Temps de lecture: 3 minutes - Repéré sur Psychological Science, Rochester University

Dans un lieu plongé dans l’obscurité totale, les yeux ouverts, déplacez votre main lentement devant votre visage. Que voyez-vous?

Si vous distinguez une forme, une ombre, il ne s’agit pas d’une production de votre imagination. Une nouvelle étude en science cognitive montre que la moitié d’entre nous est capable de «voir» le mouvement de leur main en l’absence de lumière. Tout réside, bien entendu, dans le sens du terme «voir».

Duje Tadin, professeur de sciences du cerveau et de sciences cognitives à l’université de Rochester, qui a dirigé l’étude publiée en ligne par la revue Psychological Science le 30 octobre 2013, précise, sur le site de l'université, que «si l’on parle du sens conventionnel de la vision naturelle, nous ne voyons pas dans le noir absolu». C’est là que le cerveau intervient. Le chercheur explique: 

«Cette recherche montre que nos mouvements transmettent des signaux sensoriels capables de créer de réelles perceptions visuelles dans le cerveau, même en l’absence complète d’information visuelle.»
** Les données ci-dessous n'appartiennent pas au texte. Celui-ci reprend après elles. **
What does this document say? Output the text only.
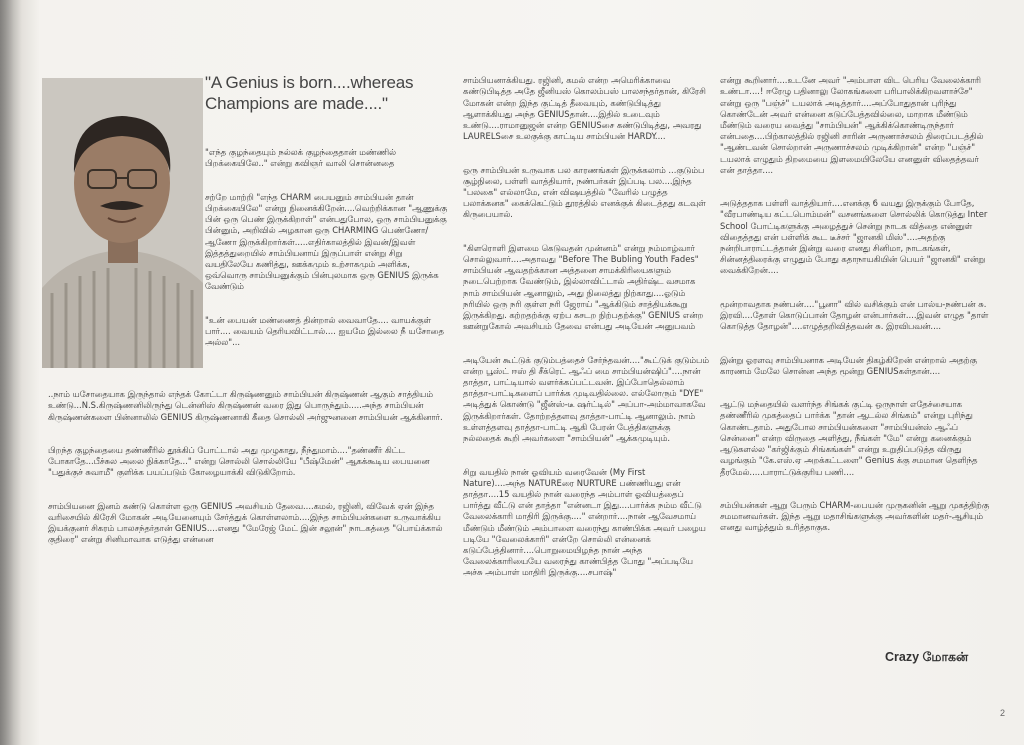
"A Genius is born....whereas Champions are made...."

"எந்த குழந்தையும் நல்லக் குழந்தைதான் மண்ணில் பிறக்கையிலே.." என்று கவிஞர் வாலி சொன்னதை

சற்றே மாற்றி "எந்த CHARM பையனும் சாம்பியன் தான் பிறக்கையிலே" என்று நினைக்கிறேன்....வெற்றிக்கான "ஆணுக்கு பின் ஒரு பெண் இருக்கிறாள்" என்பதுபோல, ஒரு சாம்பியனுக்கு பின்னும், அறிவில் அழகான ஒரு CHARMING பெண்ணோ/ஆணோ இருக்கிறார்கள்.....எதிர்காலத்தில் இவன்/இவள் இத்தத்துறையில் சாம்பியனாய் இருப்பாள் என்று சிறு வயதிலேயே கணித்து, ஊக்கமும் உற்சாகமும் அளிக்க, ஒவ்வொரு சாம்பியனுக்கும் பின்புலமாக ஒரு GENIUS இருக்க வேண்டும்

"உன் பையன் மண்ணைத் தின்றால் வைவாதே.... வாயக்குள் பார்.... வையம் தெரியவிட்டால்.... ஐயமே இல்லை நீ யசோதை அல்ல"...

..நாம் யசோதையாக இருந்தால் எந்தக் கோட்டா கிருஷ்ணனும் சாம்பியன் கிருஷ்ணன் ஆகும் சாத்தியம் உண்டு...N.S.கிருஷ்ணனிலிருந்து டென்னிஸ் கிருஷ்ணன் வரை இது பொருந்தும்.....அந்த சாம்பியன் கிருஷ்ணன்களை பின்னாலில் GENIUS கிருஷ்ணனாகி கீதை சொல்லி அர்ஜுனனை சாம்பியன் ஆக்கினார்.

பிறந்த குழந்தையை தண்ணீரில் தூக்கிப் போட்டால் அது முழுகாது, நீந்துமாம்...."தண்ணீர் கிட்ட போகாதே...பீச்சுல அலை நிக்காதே..." என்று சொல்லி சொல்லியே "பீஷ்மேன்" ஆகக்கூடிய பையனை "பதுக்குச் சுவாமீ" குளிக்க பயப்படும் கோழையாக்கி விடுகிறோம்.

சாம்பியனை இனம் கண்டு கொள்ள ஒரு GENIUS அவசியம் தேவை....கமல், ரஜினி, விவேக் ஏன் இந்த வரிசையில் கிரேசி மோகன் அடியேனையும் சேர்த்துக் கொள்ளலாம்....இந்த சாம்பியன்களை உருவாக்கிய இயக்குனர் சிகரம் பாலசந்தர்தான் GENIUS....எனது "மேரேஜ் மேட் இன் சலூன்" நாடகத்தை "பொய்க்கால் குதிரை" என்று சினிமாவாக எடுத்து என்னை

சாம்பியனாக்கியது. ரஜினி, கமல் என்ற அமெரிக்காவை கண்டுபிடித்த அதே ஜீனியஸ் கொலம்பஸ் பாலசந்தர்தான், கிரேசி மோகன் என்ற இந்த குட்டித் தீவையும், கண்டுபிடித்து ஆளாக்கியது அந்த GENIUSதான்....இதில் உடைவும் உண்டு....ராமானுஜன் என்ற GENIUSசை கண்டுபிடித்து, அவரது LAURELSசை உலகுக்கு காட்டிய சாம்பியன் HARDY....

ஒரு சாம்பியன் உருவாக பல காரணங்கள் இருக்கலாம் ...குடும்ப சூழ்நிலை, பள்ளி வாத்தியார், நண்பர்கள் இப்படி பல....இந்த "பலகை" எல்லாமே, என் விஷயத்தில் "வேரில் பழுத்த பலாக்கனக" கைக்கெட்டும் தூரத்தில் எனக்குக் கிடைத்தது கடவுள் கிருபையால்.

"கிளரொளி இளமை கெடுவதன் முன்னம்" என்று நம்மாழ்வார் சொல்லுவார்....அதாவது "Before The Bubling Youth Fades" சாம்பியன் ஆவதற்க்கான அத்தனை சாமக்கிரியைகளும் நடைபெற்றாக வேண்டும், இல்லாவிட்டால் அதிர்ஷ்ட வசமாக நாம் சாம்பியன் ஆனாலும், அது நிலைத்து நிற்காது....ஓடும் நரியில் ஒரு நரி குள்ள நரி ஜேராய் "ஆக்கிடும் சாத்தியக்கூறு இருக்கிறது. கற்றதற்க்கு ஏற்ப கசடற நிற்பதற்க்கு" GENIUS என்ற ஊன்றுகோல் அவசியம் தேவை என்பது அடியேன் அனுபவம்

அடியேன் கூட்டுக் குடும்பத்தைச் சேர்ந்தவன்...."கூட்டுக் குடும்பம் என்ற பூஸ்ட் ஈஸ் தி சீக்ரெட் ஆஃப் மை சாம்பியன்ஷிப்"....நான் தாத்தா, பாட்டியால் வளர்க்கப்பட்டவன். இப்போதெல்லாம் தாத்தா-பாட்டிகளைப் பார்க்க முடிவதில்லை. எல்லோரும் "DYE" அடித்துக் கொண்டு "ஜீன்ஸ்-டீ ஷர்ட்டில்" அப்பா-அம்மாவாகவே இருக்கிறார்கள். தோற்றத்தளவு தாத்தா-பாட்டி ஆனாலும். நாம் உள்ளத்தளவு தாத்தா-பாட்டி ஆகி பேரன் பேத்திகளுக்கு நல்லதைக் கூறி அவர்களை "சாம்பியன்" ஆக்கமுடியும்.

சிறு வயதில் நான் ஓவியம் வரைவேன் (My First Nature)....அந்த NATUREரை NURTURE பண்ணியது என் தாத்தா....15 வயதில் நான் வரைந்த அம்பாள் ஓவியத்தைப் பார்த்து வீட்டு என் தாத்தா "என்னடா இது....பார்க்க நம்ம வீட்டு வேலைக்காரி மாதிரி இருக்கு...." என்றார்....நான் ஆவேசமாய் மீண்டும் மீண்டும் அம்பாளை வரைந்து காண்பிக்க அவர் பழைய படியே "வேலைக்காரி" என்றே சொல்லி என்னைக் கடுப்பேத்தினார்....பொறுமையிழந்த நான் அந்த வேலைக்காரியையே வரைந்து காண்பித்த போது "அப்படியே அச்சு அம்பாள் மாதிரி இருக்கு....சபாஷ்"

என்று கூறினார்....உடனே அவர் "அம்பாள விட பெரிய வேலைக்காரி உண்டா....! ஈரேழு பதினாலு லோகங்களை பரிபாலிக்கிறவளாச்சே" என்று ஒரு "பஞ்ச்" டயலாக் அடித்தார்....அப்போதுதான் புரிந்து கொண்டேன் அவர் என்னை கடுப்பேத்தவில்லை, மாறாக மீண்டும் மீண்டும் வரைய வைத்து "சாம்பியன்" ஆக்கிக்கொண்டிருந்தார் என்பதை....பிற்காலத்தில் ரஜினி சாரின் அருணாச்சலம் திரைப்படத்தில் "ஆண்டவன் சொல்றான் அருணாச்சலம் முடிக்கிறான்" என்ற "பஞ்ச்" டயலாக் எழுதும் திறமையை இளமையிலேயே எனனுள் விதைத்தவர் என் தாத்தா....

அடுத்ததாக பள்ளி வாத்தியார்....எனக்கு 6 வயது இருக்கும் போதே, "வீரபாண்டிய கட்டபொம்மன்" வசனங்களை சொல்லிக் கொடுத்து Inter School போட்டிகளுக்கு அழைத்துச் சென்று நாடக வித்தை என்னுள் விதைத்தது என் பள்ளிக் கூட டீச்சர் "ஜானகி மிஸ்"....அதற்கு நன்றிபாராட்டத்தான் இன்று வரை எனது சினிமா, நாடகங்கள், சின்னத்திரைக்கு எழுதும் போது கதாநாயகியின் பெயர் "ஜானகி" என்று வைக்கிறேன்....

மூன்றாவதாக நண்பன்...."பூனா" வில் வசிக்கும் என் பால்ய-நண்பன் சு. இரவி....தோள் கொடுப்பான் தோழன் என்பார்கள்....இவன் எழுத "தாள் கொடுத்த தோழன்"....எழுத்தறிவித்தவன் சு. இரவிபவன்....

இன்று ஓரளவு சாம்பியனாக அடியேன் திகழ்கிறேன் என்றால் அதற்கு காரணம் மேலே சொன்ன அந்த மூன்று GENIUSகள்தான்....

ஆட்டு மந்தையில் வளர்ந்த சிங்கக் குட்டி ஒருநாள் எதேச்சையாக தண்ணீரில் முகத்தைப் பார்க்க "தான் ஆடல்ல சிங்கம்" என்று புரிந்து கொண்டதாம். அதுபோல சாம்பியன்களை "சாம்பியன்ஸ் ஆஃப் சென்னை" என்ற விருதை அளித்து, நீங்கள் "மே" என்று கனைக்கும் ஆடுகளல்ல "கர்ஜிக்கும் சிங்கங்கள்" என்று உறுதிப்படுத்த விருது வழங்கும் "கே.எஸ்.ஏ அறக்கட்டளை" Genius க்கு சமமான தெளிந்த தீரமேல்.....பாராட்டுக்குரிய பணி....

சம்பியன்கள் ஆறு பேரும் CHARM-பையன் முருகனின் ஆறு முகத்திற்கு சமமானவர்கள். இந்த ஆறு மதாசிங்களுக்கு அவர்களின் மதர்-ஆசியும் எனது வாழ்த்தும் உரித்தாகுக.

Crazy மோகன்
2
En d’autres termes, nous pouvons voir sans voir.

Dans ce cas, cela signifie que l’aptitude à voir notre main dans le noir révèle que notre cerveau peut fabriquer des perceptions en combinant différents types d’information.

Une découverte très intéressante pour mieux comprendre le fonctionnement cérébral. Cette aptitude souligne en effet que «ce que nous considérons comme de la vision résulte tout autant de l’activité de notre cerveau que de celle de nos yeux», note Kevin Dieter, post-doc en psychologie à l’université de Vanderbilt. De quoi donner un nouveau sens aux réponses que reçoivent, par exemple, les policiers lors d'une enquête lorsqu'ils demandent à un témoin: «Qu'avez-vous vu?» En revanche, les spéléologues qui pensaient être victimes d'illusion lorsqu'ils voyaient leurs mains dans l'obscurité totale d'une grotte sauront, désormais, qu'ils les voient réellement. Mais pas avec leurs yeux.  

Les auteurs de l’étude ont travaillé avec 129 personnes et réalisé plusieurs expériences. Pour les chercheurs, le défi résidait dans la détection objective d'une perception éminemment subjective. Ils ont d'abord mis en place de fausses pistes.

Dans l'un des scénarios proposés, les participants s'attendent à voir un mouvement sous un faible éclairage à travers un bandeau muni de petits trous. Les mêmes participants sont ensuite équipés de bandeaux sans trou, ce qui les conduit à penser qu'ils ne voient rien. En réalité, dans les deux cas, les bandeaux ont la même capacité de blocage de la lumière. Dans une troisième expérience, les personnes aux yeux bandés doivent tenter de détecter le mouvement de la main de l'expérimentateur devant leur visage. Enfin, les participants sont équipés d'un système informatisé de suivi du regard fonctionnant dans l’infrarouge pour vérifier que, dans l'obscurité totale, si les perceptions exprimées correspondent aux mesures objectives.

Pour approfondir la question de la fusion des perceptions, les chercheurs ont fait appel à des personnes qui expérimentent, dans leur vie quotidienne, l'association de différents sens nommée synesthésie. Pour elles, par exemple, la perception de couleurs est associée à celle des lettres ou des chiffres. Comme dans le fameux poème Voyelles de Rimbaud : « A noir, E blanc, I rouge... »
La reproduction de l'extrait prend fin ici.